Centre for New Writing Fellows 2026: Inua Ellams and Gurnaik Johal

  • DATE

    5 May 2026

  • TIME

    6:30 pm to 8:00 pm

  • PRICE

    £4

  • VENUE

    Blackwell's Bookshop Manchester
    University Green, 146 Oxford Rd, Manchester, M13 9GP

  • TICKET INFO

    Book tickets

  • THEME

    Publishing

    Read

  • ORGANISER

    Blackwell's Bookshop

We are thrilled to partner with the University of Manchester’s Centre for New Writing for an event with their Writer Fellows of 2026, Inua Ellams and Gurnaik Johal. The authors will be reading from and discussing their work.

Doors: 6.30pm, Starts: 6.45pm

Tickets are £4 or admission is free when purchasing a copy of the book in advance.

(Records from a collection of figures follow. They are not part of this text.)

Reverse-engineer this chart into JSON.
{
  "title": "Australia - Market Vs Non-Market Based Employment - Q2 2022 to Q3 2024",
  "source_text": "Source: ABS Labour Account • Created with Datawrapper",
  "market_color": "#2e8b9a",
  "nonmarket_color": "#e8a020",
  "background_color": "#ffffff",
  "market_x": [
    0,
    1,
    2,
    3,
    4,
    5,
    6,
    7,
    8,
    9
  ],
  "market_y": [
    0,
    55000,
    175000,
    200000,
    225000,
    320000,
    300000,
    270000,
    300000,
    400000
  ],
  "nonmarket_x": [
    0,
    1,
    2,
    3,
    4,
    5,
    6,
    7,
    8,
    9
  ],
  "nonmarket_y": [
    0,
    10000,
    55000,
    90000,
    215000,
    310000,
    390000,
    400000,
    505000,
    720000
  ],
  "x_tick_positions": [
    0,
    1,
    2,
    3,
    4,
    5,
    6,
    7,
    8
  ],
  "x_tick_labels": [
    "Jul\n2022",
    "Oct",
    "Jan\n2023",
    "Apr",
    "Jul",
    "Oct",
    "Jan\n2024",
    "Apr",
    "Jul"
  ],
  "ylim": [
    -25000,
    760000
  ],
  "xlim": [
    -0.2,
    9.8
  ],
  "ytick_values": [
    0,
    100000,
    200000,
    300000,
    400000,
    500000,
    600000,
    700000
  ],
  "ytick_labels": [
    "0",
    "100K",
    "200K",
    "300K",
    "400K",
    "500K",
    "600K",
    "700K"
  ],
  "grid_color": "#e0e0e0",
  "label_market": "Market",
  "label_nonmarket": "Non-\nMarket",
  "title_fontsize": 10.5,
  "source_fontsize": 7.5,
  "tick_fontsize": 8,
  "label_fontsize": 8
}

About The Half-God of Rainfall:

There is something about Demi. When this boy is angry, rain clouds gather. When he cries, rivers burst their banks and the first time he takes a shot on a basketball court, the deities of the land take note.

His mother, Modupe, looks on with a mixture of pride and worry. From close encounters, she knows Gods often act like men: the same fragile egos, the same unpredictable fury and the same sense of entitlement to the bodies of mortals.

She will sacrifice everything to protect her son, but she knows the Gods will one day tire of sports fans, their fickle allegiances and misdirected prayers. When that moment comes, it won’t matter how special he is. Only the women in Demi’s life, the mothers, daughters and Goddesses, will stand between him and a lightning bolt.

About Saraswati:

When the waters of the Saraswati, a river of legend, start to rise in a corner of northern India, seven scattered descendants of a forbidden marriage are unexpectedly swept up in its current. Satnam, adrift from his life in London, is drawn into a contentious scheme to restore the river. Nathu, an archaeologist, ventures from Nairobi to a dig site that might reveal artefacts of a lost civilisation. And elsewhere in former lands of empire – in Singapore, Canada, Mauritius and Pakistan – the ripples are felt across generations. Gurnaik Johal’s panoramic debut deftly animates the passions that bind us to our histories and each other.

About the Authors:

Born in Nigeria, Inua Ellams is a poet, playwright and performer, graphic artist and designer, and founder of The Midnight Run (an arts-filled, night-time, urban walking experience); The Rhythm and Poetry Party (The R.A.P Party) which celebrates live literature and music; Poetry + Film / Hack (P+F/H) which celebrates poetry and film.

Identity, Displacement & Destiny are reoccurring themes in his work, where he tries to mix the old with the new: traditional African oral storytelling with contemporary poetics, paint with pixel, texture with vector. His books are published by Flipped Eye, Akashic, Nine Arches, Penned In The Margins and Bloomsbury.

Gurnaik Johal is a writer from West London and an Observer Best New Novelist 2025.His 2022 collection We Move won the Somerset Maugham Award and the Tata Literature Live! Prize. Its opening story won the Galley Beggar Short Story Prize. Saraswati, his debut novel, was shortlisted for the Waterstones Debut Fiction Prize.